How to Handle Job Search Rejection
Tips and Advice for Dealing with Rejection When You're Job Hunting
Getting told that you have been turned down for a job is never a pleasant experience, even if you weren't sure that you wanted the job. It can be especially difficult when it happens over and over again. However, there are steps you can take to handle the rejection.
Coping with not getting a job offer can be broken down into three parts: getting over the rejection, analysis of your candidacy, and moving forward with your job search.
Dealing With Rejection
The first step in getting over rejection by a potential employer entails sharing the frustration, disappointment, and anger that accompanies any loss. Talk to a friend or family member and share your feelings in a confidential setting. Today, we call it "venting," and venting can be a very useful tool.
Despite any urges you might have, don't say anything negative to the employer because you may want to apply to the organization again in the future. Sometimes it's hard to know exactly why a candidate was rejected and it could be you were too qualified. If that's the case, the employer may come back at a later date with a better job offer.
Recognize that most searches are quite competitive, and many talented candidates are often rejected due to a tight job market. It is quite likely that the employer is not actually rejecting you, but rather saw another candidate as a (maybe even slightly) better fit. Because hiring decisions are typically subjective, it is entirely possible that another recruiter might have chosen you.
Also, keep in mind that maybe the hiring manager was right, and this job wasn't the best fit for you and you wouldn't have worked out. In that case, the company did you a favor by not hiring you.

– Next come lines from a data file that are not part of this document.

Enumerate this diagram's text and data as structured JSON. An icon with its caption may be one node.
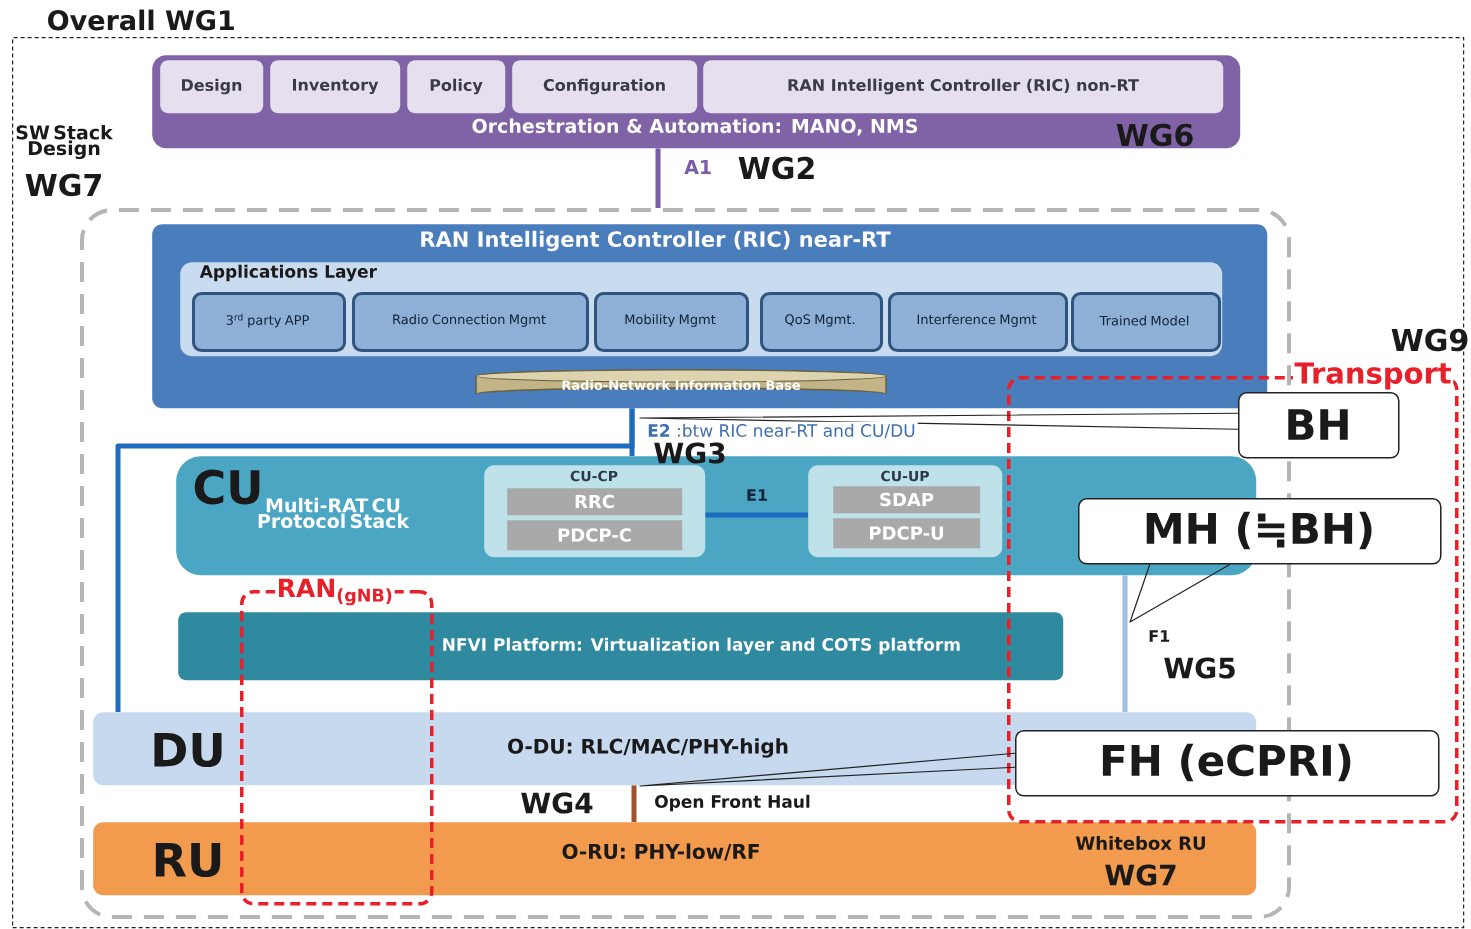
{
  "diagram": {
    "nodes": [
      {
        "text": [
          "Overall WG1"
        ]
      },
      {
        "text": [
          "Orchestration & Automation: MANO, NMS",
          "WG6"
        ],
        "in": 0
      },
      {
        "text": [
          "Design"
        ],
        "in": 1
      },
      {
        "text": [
          "Inventory"
        ],
        "in": 1
      },
      {
        "text": [
          "Policy"
        ],
        "in": 1
      },
      {
        "text": [
          "Configuration"
        ],
        "in": 1
      },
      {
        "text": [
          "RAN Intelligent Controller (RIC) non-RT"
        ],
        "in": 1
      },
      {
        "text": [],
        "shape": "box",
        "in": 0
      },
      {
        "text": [
          "RAN Intelligent Controller (RIC) near-RT"
        ],
        "in": 7
      },
      {
        "text": [
          "Applications Layer"
        ],
        "in": 8
      },
      {
        "text": [
          "3$^{rd}$ party APP"
        ],
        "in": 9
      },
      {
        "text": [
          "Radio Connection Mgmt"
        ],
        "in": 9
      },
      {
        "text": [
          "Mobility Mgmt"
        ],
        "in": 9
      },
      {
        "text": [
          "QoS Mgmt."
        ],
        "in": 9
      },
      {
        "text": [
          "Interference Mgmt"
        ],
        "in": 9
      },
      {
        "text": [
          "Trained Model"
        ],
        "in": 9
      },
      {
        "text": [
          "Radio-Network Information Base"
        ],
        "in": 8
      },
      {
        "text": [
          "CU",
          "Multi-RAT CU Protocol Stack"
        ],
        "in": 7
      },
      {
        "text": [
          "CU-CP"
        ],
        "in": 17
      },
      {
        "text": [
          "RRC"
        ],
        "in": 18
      },
      {
        "text": [
          "PDCP-C"
        ],
        "in": 18
      },
      {
        "text": [
          "CU-UP"
        ],
        "in": 17
      },
      {
        "text": [
          "SDAP"
        ],
        "in": 21
      },
      {
        "text": [
          "PDCP-U"
        ],
        "in": 21
      },
      {
        "text": [
          "NFVI Platform: Virtualization layer and COTS platform"
        ],
        "in": 7
      },
      {
        "text": [
          "DU",
          "O-DU: RLC/MAC/PHY-high"
        ],
        "in": 7
      },
      {
        "text": [
          "RU",
          "O-RU: PHY-low/RF",
          "Whitebox RU",
          "WG7"
        ],
        "in": 7
      },
      {
        "text": [
          "RAN$_{(gNB)}$"
        ],
        "in": 7
      },
      {
        "text": [
          "Transport"
        ],
        "in": 0
      },
      {
        "text": [
          "BH"
        ],
        "in": 28
      },
      {
        "text": [
          "MH (≒BH)"
        ],
        "in": 28
      },
      {
        "text": [
          "FH (eCPRI)"
        ],
        "in": 28
      }
    ],
    "edges": [
      {
        "from": 1,
        "to": 7,
        "arrow": "none",
        "label": "A1",
        "color": "#7a5ea3"
      },
      {
        "from": 8,
        "to": 17,
        "arrow": "none",
        "label": "**E2** :btw RIC near-RT and CU/DU"
      },
      {
        "from": 8,
        "to": 25,
        "arrow": "none"
      },
      {
        "from": 18,
        "to": 21,
        "arrow": "none",
        "label": "E1"
      },
      {
        "from": 17,
        "to": 25,
        "arrow": "none",
        "label": "F1",
        "color": "#9cc0e4"
      },
      {
        "from": 25,
        "to": 26,
        "arrow": "none",
        "label": "Open Front Haul",
        "color": "#a0522d"
      },
      {
        "from": 29,
        "to": null,
        "arrow": "none",
        "color": "#222222"
      },
      {
        "from": 30,
        "to": null,
        "arrow": "none",
        "color": "#222222"
      },
      {
        "from": 31,
        "to": null,
        "arrow": "none",
        "color": "#222222"
      }
    ],
    "labels": [
      "SW Stack Design",
      "WG7",
      "WG2",
      "WG9",
      "WG3",
      "WG5",
      "WG4"
    ]
  }
}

What Could You Have Done Differently?
Take the time to reflect on your approach to the hiring process to see if there is anything you could improve upon in the future. Take a step backward and review your resume, cover letter, what transpired during the interview, and your follow-up activity. Given what you learned about the job requirements and people involved, ask yourself if you could have done something differently in order to present yourself in a better light and one that made you seem like a better fit for the job.
Though not typical, sometimes an employer will share feedback about your candidacy. If that's not the case, and you developed a rapport with anyone at the organization, try approaching them with a request for constructive criticism.
Keep Your Job Search Moving Forward
Candidates often lose momentum with their search while waiting to hear if they landed a job, especially if they think they nailed the job interview. Don't fall into that trap. It's never a good idea to stop looking until you have been offered, and accepted a job offer.
Until you have something in writing, continue with your search. Finding other options, and receiving positive responses from interviewers, will soften the blow if you are rejected. Staying in the job market, including networking meetings, will also boost your confidence while looking for a job.